Schwäbische Zeitung (Tettnang)
Frankreichs Schattenpräsidentin
Die Frau des Präsidenten wird in Frankreich „Première Dame“genannt. Doch Brigitte Macron ist mehr als das. Die Journalistinnen Nathalie Schuck und Ava Djamshidi machen sie in ihrem diese Woche erschienenen Buch sogar zu „Madame la Présidente“– zur Präsidentin. Sie zeichnen das Bild einer einflussreichen Strippenzieherin.
So war es die frühere Lehrerin, die Jean-Michel Blanquer als Bildungsminister ins Kabinett brachte. „Du solltest dir anschauen, was er macht“, sagte sie noch vor Bekanntgabe der Präsidentschaftskandidatur zu ihrem Mann. Das Ergebnis: Blanquer ist einer der erfolgreichsten Minister – und mit der 65-Jährigen befreundet.
Andere Regierungsmitglieder wie der Ex-Umweltminister Nicolas Hulot sind bei Brigitte Macron schlecht angesehen. Hulot hatte in einer Radiosendung seinen Rücktritt angekündigt und damit Macron brüskiert. „Brigitte“, wie sie die Franzosen nennen, hielt den Präsidenten daraufhin davon ab, Hulot nach dem letzten Gespräch zum Ausgang des Elysée zu begleiten. Sein Abgang sei „erbärmlich“gewesen, befand sie. „Sie mischt sich nicht in die Reformen in Frankreich ein, aber bei den Regierungsumbildungen hat sie ein Wort mitzureden“, sagt Schuck dem Sender France Inter.
Schon lange übt sie Einfluss aus
Ihren Einfluss auf den Präsidenten hatte Brigitte Macron schon früh ausgeübt, Das Paar, das ein Altersunterschied von 24 Jahren trennt, lernte sich in einer Theater-AG im Jesuitengymnasium von Amiens kennen. Nach ihrer Scheidung folgte Brigitte Macron, die aus einer alt eingesessenen Familie von Schokoladenherstellern stammt, ihrem Mann nach Paris und tauschte das Klassenzimmer gegen die Kulissen der Politik. „Er schuldet ihr alles. Wenn er Präsident ist, dann dank ihr“, zitieren die Journalistinnen einen Vertrauten des Staatschefs. Im Präsidentenpalast versucht die Première Dame ein normales Leben zu führen. So hört sie den Rapper Maître Gims und schaut samstagabends mit ihrem Mann den Gesangswettbewerb The Voice an.

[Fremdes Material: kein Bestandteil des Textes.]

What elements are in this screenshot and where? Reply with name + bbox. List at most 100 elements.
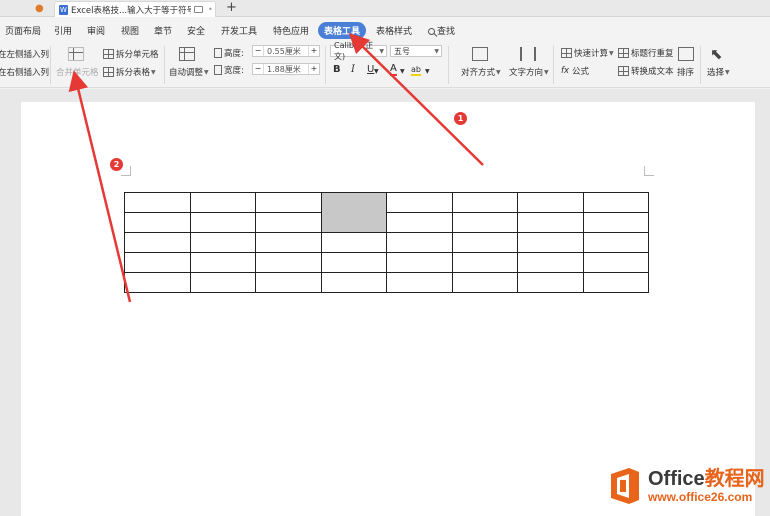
table-cell[interactable]: [386, 272, 453, 293]
chevron-down-icon[interactable]: ▼: [374, 68, 379, 75]
table-cell[interactable]: [189, 192, 256, 213]
document-canvas[interactable]: [0, 89, 770, 516]
split-cells-button[interactable]: 拆分单元格: [103, 48, 159, 60]
table-cell[interactable]: [124, 272, 191, 293]
highlight-button[interactable]: ab: [411, 65, 421, 76]
insert-right-column-button[interactable]: 在右侧插入列: [0, 66, 49, 78]
bold-button[interactable]: B: [333, 64, 341, 75]
height-label-text: 高度:: [224, 49, 244, 59]
menu-table-tools[interactable]: 表格工具: [318, 22, 367, 39]
merged-table-cell[interactable]: [320, 192, 387, 233]
table-cell[interactable]: [189, 252, 256, 273]
height-decrement-button[interactable]: −: [253, 46, 264, 56]
document-table[interactable]: [124, 192, 649, 293]
table-cell[interactable]: [386, 212, 453, 233]
height-icon: [214, 48, 222, 58]
font-color-button[interactable]: A: [390, 64, 397, 76]
width-decrement-button[interactable]: −: [253, 64, 264, 74]
chevron-down-icon: ▼: [379, 47, 384, 55]
menu-review[interactable]: 审阅: [87, 24, 105, 37]
menu-references[interactable]: 引用: [54, 24, 72, 37]
height-value[interactable]: 0.55厘米: [264, 46, 308, 57]
text-direction-icon: [520, 47, 536, 61]
tab-close-icon[interactable]: •: [208, 5, 213, 14]
chevron-down-icon: ▼: [434, 47, 439, 55]
repeat-header-label: 标题行重复: [631, 49, 674, 59]
insert-left-column-button[interactable]: 在左侧插入列: [0, 48, 49, 60]
ribbon-divider: [700, 46, 701, 84]
height-stepper[interactable]: − 0.55厘米 +: [252, 45, 320, 57]
menu-table-style[interactable]: 表格样式: [376, 24, 412, 37]
table-cell[interactable]: [320, 232, 387, 253]
width-increment-button[interactable]: +: [308, 64, 319, 74]
table-cell[interactable]: [451, 272, 518, 293]
width-stepper[interactable]: − 1.88厘米 +: [252, 63, 320, 75]
quick-calc-button[interactable]: 快速计算 ▼: [561, 47, 614, 59]
table-cell[interactable]: [517, 232, 584, 253]
merge-cells-button[interactable]: 合并单元格: [56, 66, 99, 78]
menu-section[interactable]: 章节: [154, 24, 172, 37]
italic-button[interactable]: I: [351, 64, 355, 75]
screen-icon[interactable]: [194, 6, 203, 13]
width-label-text: 宽度:: [224, 66, 244, 76]
chevron-down-icon[interactable]: ▼: [425, 68, 430, 75]
width-value[interactable]: 1.88厘米: [264, 64, 308, 75]
sort-button[interactable]: 排序: [677, 66, 694, 78]
formula-button[interactable]: fx 公式: [561, 65, 589, 77]
menu-page-layout[interactable]: 页面布局: [5, 24, 41, 37]
table-cell[interactable]: [320, 272, 387, 293]
table-cell[interactable]: [189, 232, 256, 253]
table-cell[interactable]: [124, 212, 191, 233]
table-cell[interactable]: [386, 192, 453, 213]
text-direction-button[interactable]: 文字方向 ▼: [509, 66, 549, 78]
select-button[interactable]: 选择 ▼: [707, 66, 730, 78]
menu-features[interactable]: 特色应用: [273, 24, 309, 37]
table-cell[interactable]: [189, 272, 256, 293]
document-tab[interactable]: W Excel表格技...输入大于等于符号 •: [54, 1, 216, 17]
table-cell[interactable]: [517, 212, 584, 233]
font-name-select[interactable]: Calibri (正文) ▼: [330, 41, 387, 61]
table-cell[interactable]: [320, 252, 387, 273]
table-cell[interactable]: [255, 212, 322, 233]
table-cell[interactable]: [124, 232, 191, 253]
table-cell[interactable]: [582, 252, 649, 273]
menu-security[interactable]: 安全: [187, 24, 205, 37]
align-button[interactable]: 对齐方式 ▼: [461, 66, 501, 78]
word-doc-icon: W: [59, 4, 68, 15]
table-cell[interactable]: [582, 212, 649, 233]
auto-adjust-button[interactable]: 自动调整 ▼: [169, 66, 209, 78]
table-cell[interactable]: [255, 232, 322, 253]
font-size-select[interactable]: 五号 ▼: [390, 45, 442, 57]
new-tab-button[interactable]: +: [226, 0, 237, 15]
table-cell[interactable]: [517, 192, 584, 213]
table-cell[interactable]: [255, 192, 322, 213]
table-cell[interactable]: [451, 212, 518, 233]
table-cell[interactable]: [386, 252, 453, 273]
height-increment-button[interactable]: +: [308, 46, 319, 56]
chevron-down-icon: ▼: [496, 68, 501, 76]
sort-icon: [678, 47, 694, 61]
repeat-header-button[interactable]: 标题行重复: [618, 47, 674, 59]
document-page[interactable]: [21, 102, 755, 516]
menu-developer[interactable]: 开发工具: [221, 24, 257, 37]
table-cell[interactable]: [255, 252, 322, 273]
table-cell[interactable]: [517, 272, 584, 293]
table-cell[interactable]: [386, 232, 453, 253]
table-cell[interactable]: [582, 272, 649, 293]
table-cell[interactable]: [451, 232, 518, 253]
menu-view[interactable]: 视图: [121, 24, 139, 37]
table-cell[interactable]: [124, 192, 191, 213]
menu-search[interactable]: 查找: [428, 24, 455, 37]
table-cell[interactable]: [124, 252, 191, 273]
table-cell[interactable]: [451, 252, 518, 273]
table-cell[interactable]: [451, 192, 518, 213]
table-cell[interactable]: [582, 192, 649, 213]
table-cell[interactable]: [255, 272, 322, 293]
annotation-marker-1: 1: [454, 112, 467, 125]
split-table-button[interactable]: 拆分表格 ▼: [103, 66, 156, 78]
table-cell[interactable]: [582, 232, 649, 253]
table-cell[interactable]: [189, 212, 256, 233]
chevron-down-icon[interactable]: ▼: [400, 68, 405, 75]
convert-to-text-button[interactable]: 转换成文本: [618, 65, 674, 77]
table-cell[interactable]: [517, 252, 584, 273]
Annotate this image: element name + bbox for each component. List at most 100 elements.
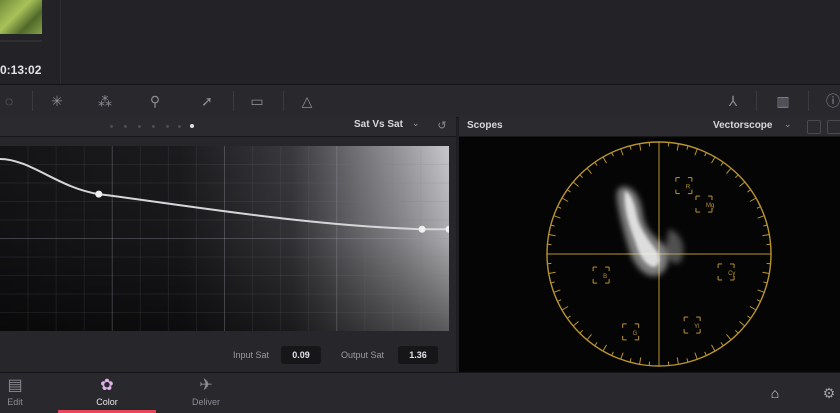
color-target: G: [623, 324, 639, 340]
graticule-tick: [758, 216, 765, 218]
graticule-tick: [621, 353, 623, 360]
curve-page-dot-active[interactable]: [190, 124, 194, 128]
page-tab-edit[interactable]: ▤ Edit: [0, 373, 30, 413]
clip-thumbnail[interactable]: [0, 0, 42, 34]
graticule-tick: [739, 321, 744, 325]
curve-page-dot[interactable]: [110, 125, 113, 128]
vectorscope-trace: [617, 187, 684, 276]
scopes-title: Scopes: [467, 120, 503, 131]
output-sat-field[interactable]: 1.36: [398, 346, 438, 364]
input-sat-label: Input Sat: [233, 350, 269, 360]
curve-mode-dropdown[interactable]: Sat Vs Sat: [354, 119, 403, 130]
toolbar-separator: [233, 91, 234, 111]
target-icon[interactable]: ✳: [48, 93, 66, 109]
graticule-tick: [695, 353, 697, 360]
curve-page-dot[interactable]: [138, 125, 141, 128]
media-pool-area: 0:13:02: [0, 0, 840, 84]
curves-panel: Sat Vs Sat ⌄ ↺ Input Sat 0.09 Output Sat…: [0, 116, 456, 372]
color-target: R: [676, 178, 692, 194]
graticule-tick: [712, 157, 716, 163]
graticule-tick: [762, 272, 769, 273]
graticule-tick: [562, 198, 568, 202]
curve-page-dot[interactable]: [166, 125, 169, 128]
scope-type-dropdown[interactable]: Vectorscope: [713, 120, 772, 131]
target-label: Yl: [694, 324, 699, 330]
graticule-tick: [573, 182, 578, 186]
graticule-tick: [677, 357, 678, 364]
color-toolbar: ◌ ✳ ⁂ ⚲ ➚ ▭ △ ⅄ ▥ ⓘ: [0, 84, 840, 118]
scopes-header: Scopes Vectorscope ⌄: [459, 116, 840, 137]
target-label: B: [603, 274, 607, 280]
vectorscope-display: R Mg B Cy G Yl: [459, 137, 840, 372]
graticule-tick: [739, 182, 744, 186]
nodes-icon[interactable]: ⁂: [96, 93, 114, 109]
scope-expand-button[interactable]: [827, 120, 840, 134]
info-icon[interactable]: ⓘ: [824, 93, 840, 109]
graticule-tick: [573, 321, 578, 325]
clip-timecode: 0:13:02: [0, 63, 41, 77]
graticule-tick: [762, 235, 769, 236]
color-page-icon: ✿: [58, 377, 156, 395]
graticule-tick: [758, 290, 765, 292]
eyedropper-icon[interactable]: ⚲: [146, 93, 164, 109]
graticule-tick: [712, 345, 716, 351]
graticule-tick: [554, 216, 561, 218]
page-tab-deliver[interactable]: ✈ Deliver: [182, 373, 230, 413]
toolbar-separator: [808, 91, 809, 111]
target-label: R: [686, 185, 691, 191]
curve-page-dot[interactable]: [152, 125, 155, 128]
page-navigation-bar: ▤ Edit ✿ Color ✈ Deliver ⌂ ⚙: [0, 372, 840, 413]
scope-layout-button[interactable]: [807, 120, 821, 134]
input-sat-field[interactable]: 0.09: [281, 346, 321, 364]
graticule-tick: [587, 168, 591, 173]
curve-page-dot[interactable]: [124, 125, 127, 128]
settings-icon[interactable]: ⚙: [820, 385, 838, 401]
curve-grid: [0, 146, 449, 331]
page-tab-color[interactable]: ✿ Color: [58, 373, 156, 413]
graticule-tick: [640, 357, 641, 364]
color-target: Mg: [696, 196, 714, 212]
color-target: Cy: [718, 264, 735, 280]
output-sat-label: Output Sat: [341, 350, 384, 360]
graticule-tick: [587, 334, 591, 339]
curve-control-point[interactable]: [419, 226, 426, 233]
graticule-tick: [621, 149, 623, 156]
graticule-tick: [554, 290, 561, 292]
curve-control-points: [95, 191, 449, 233]
curve-editor[interactable]: [0, 146, 449, 331]
page-tab-label: Color: [58, 397, 156, 407]
edit-page-icon: ▤: [0, 377, 30, 395]
chevron-down-icon: ⌄: [412, 118, 420, 129]
curve-graph[interactable]: [0, 146, 449, 331]
color-target: B: [593, 267, 609, 283]
curve-control-point[interactable]: [95, 191, 102, 198]
reset-icon[interactable]: ↺: [434, 119, 450, 133]
curve-page-dot[interactable]: [178, 125, 181, 128]
target-label: Cy: [728, 271, 735, 277]
curve-control-point[interactable]: [446, 226, 450, 233]
chevron-down-icon: ⌄: [784, 119, 792, 130]
curve-footer: Input Sat 0.09 Output Sat 1.36: [0, 340, 456, 372]
crop-box-icon[interactable]: ▭: [248, 93, 266, 109]
scopes-panel: Scopes Vectorscope ⌄ R Mg B Cy G Yl: [459, 116, 840, 372]
color-wheel-icon[interactable]: ◌: [0, 93, 18, 109]
toolbar-separator: [32, 91, 33, 111]
graticule-tick: [549, 235, 556, 236]
target-label: G: [633, 331, 638, 337]
page-tab-label: Deliver: [182, 397, 230, 407]
arrow-icon[interactable]: ➚: [198, 93, 216, 109]
panel-divider: [60, 0, 61, 84]
graticule-tick: [695, 149, 697, 156]
graticule-tick: [549, 272, 556, 273]
graticule-tick: [677, 144, 678, 151]
graticule-tick: [603, 157, 607, 163]
triangle-warning-icon[interactable]: △: [298, 93, 316, 109]
vectorscope-graticule: R Mg B Cy G Yl: [459, 137, 840, 372]
magic-mask-icon[interactable]: ⅄: [724, 93, 742, 109]
curves-header: Sat Vs Sat ⌄ ↺: [0, 116, 456, 137]
chart-icon[interactable]: ▥: [774, 93, 792, 109]
graticule-tick: [750, 307, 756, 311]
home-icon[interactable]: ⌂: [766, 385, 784, 401]
target-label: Mg: [706, 203, 714, 209]
graticule-tick: [603, 345, 607, 351]
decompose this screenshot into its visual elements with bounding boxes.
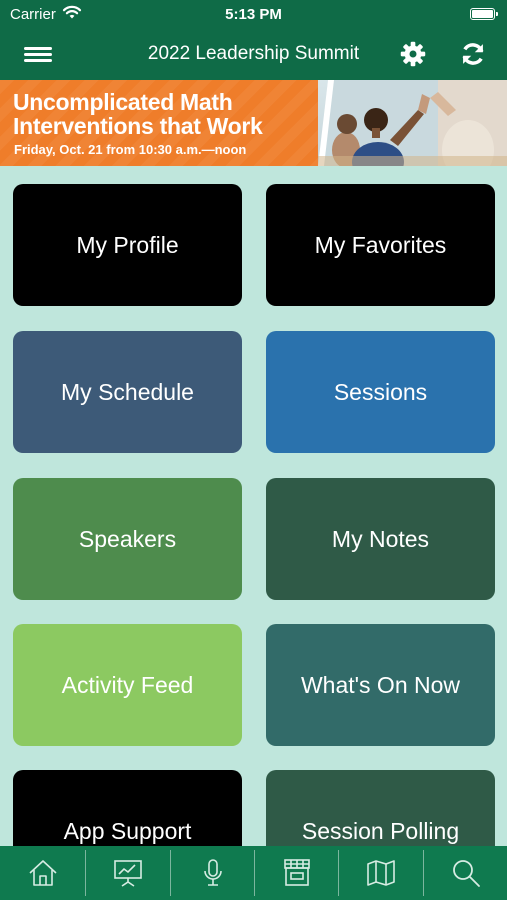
header-bar: 2022 Leadership Summit xyxy=(0,30,507,80)
promo-banner[interactable]: Uncomplicated Math Interventions that Wo… xyxy=(0,80,507,166)
tab-maps[interactable] xyxy=(339,846,423,900)
banner-date: Friday, Oct. 21 from 10:30 a.m.—noon xyxy=(14,142,247,157)
tab-speakers[interactable] xyxy=(171,846,254,900)
tile-label: App Support xyxy=(63,817,192,844)
tab-bar xyxy=(0,846,507,900)
microphone-icon xyxy=(203,859,222,886)
tile-label: My Favorites xyxy=(314,231,447,258)
home-icon xyxy=(28,860,57,886)
banner-title-line1: Uncomplicated Math xyxy=(13,89,233,115)
map-icon xyxy=(367,860,395,886)
status-time: 5:13 PM xyxy=(225,6,282,23)
exhibitor-booth-icon xyxy=(283,859,310,886)
page-title: 2022 Leadership Summit xyxy=(147,43,360,64)
tile-label: Activity Feed xyxy=(61,671,194,698)
refresh-icon[interactable] xyxy=(459,40,487,68)
my-notes-button[interactable]: My Notes xyxy=(266,478,495,600)
my-schedule-button[interactable]: My Schedule xyxy=(13,331,242,453)
status-bar: Carrier 5:13 PM xyxy=(0,0,507,30)
search-icon xyxy=(452,860,480,887)
tile-label: My Notes xyxy=(331,525,430,552)
gear-icon[interactable] xyxy=(399,40,427,68)
whats-on-now-button[interactable]: What's On Now xyxy=(266,624,495,746)
tab-presentations[interactable] xyxy=(86,846,170,900)
tile-label: My Profile xyxy=(76,231,179,258)
tab-exhibitors[interactable] xyxy=(255,846,338,900)
tab-search[interactable] xyxy=(424,846,507,900)
tab-home[interactable] xyxy=(0,846,85,900)
tile-label: What's On Now xyxy=(300,671,461,698)
activity-feed-button[interactable]: Activity Feed xyxy=(13,624,242,746)
tile-label: Sessions xyxy=(333,378,428,405)
tile-label: My Schedule xyxy=(61,378,194,405)
banner-title-line2: Interventions that Work xyxy=(13,113,263,139)
banner-photo xyxy=(318,80,507,166)
my-favorites-button[interactable]: My Favorites xyxy=(266,184,495,306)
my-profile-button[interactable]: My Profile xyxy=(13,184,242,306)
battery-icon xyxy=(470,8,498,20)
tile-label: Speakers xyxy=(78,525,177,552)
sessions-button[interactable]: Sessions xyxy=(266,331,495,453)
tile-label: Session Polling xyxy=(301,817,460,844)
speakers-button[interactable]: Speakers xyxy=(13,478,242,600)
presentation-icon xyxy=(114,860,142,887)
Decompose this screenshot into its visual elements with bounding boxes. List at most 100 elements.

Als First Lady hat sie im Gegensatz zu Vorgängerinnen wie Danielle Mitterrand allerdings noch kein eigenes Profil gefunden. Ihr Engagement für behinderte Menschen und kranke Kinder passiert weitgehend im Verborgenen. Die Präsidentengattin scheint mehr Zeit darauf zu verwenden, Emmanuel Macron zu coachen. Dabei geht es nicht immer harmonisch zu. So soll Brigitte Macron ihren Mann im Herbst angebrüllt haben, mit den „Dummheiten“aufzuhören. Vor allem die Bemerkungen, mit denen der 41-Jährige Arbeitslose und Geringverdiener herabsetzt, ärgern seine Frau. „Sie ist oft genervt“, berichtet ein enger Vertrauter.
Die Mitarbeiter Macrons sind über die Einmischung nicht erfreut. Die „Mormonen“, wie sich die Berater selbst nennen, sehen die Präsidentengattin als Rivalin, die den Staatschef beeinflusst. „Sie träumen davon, dass sie stirbt“, verrät ein Freund des Paares. Das Büro des Präsidenten will auch verhindern, dass Brigitte Macron Schlagzeilen macht. „Je weniger sie präsent ist, desto besser ist es, denn sie könnte zu viel Aufmerksamkeit kriegen“, bemerkt Schuck.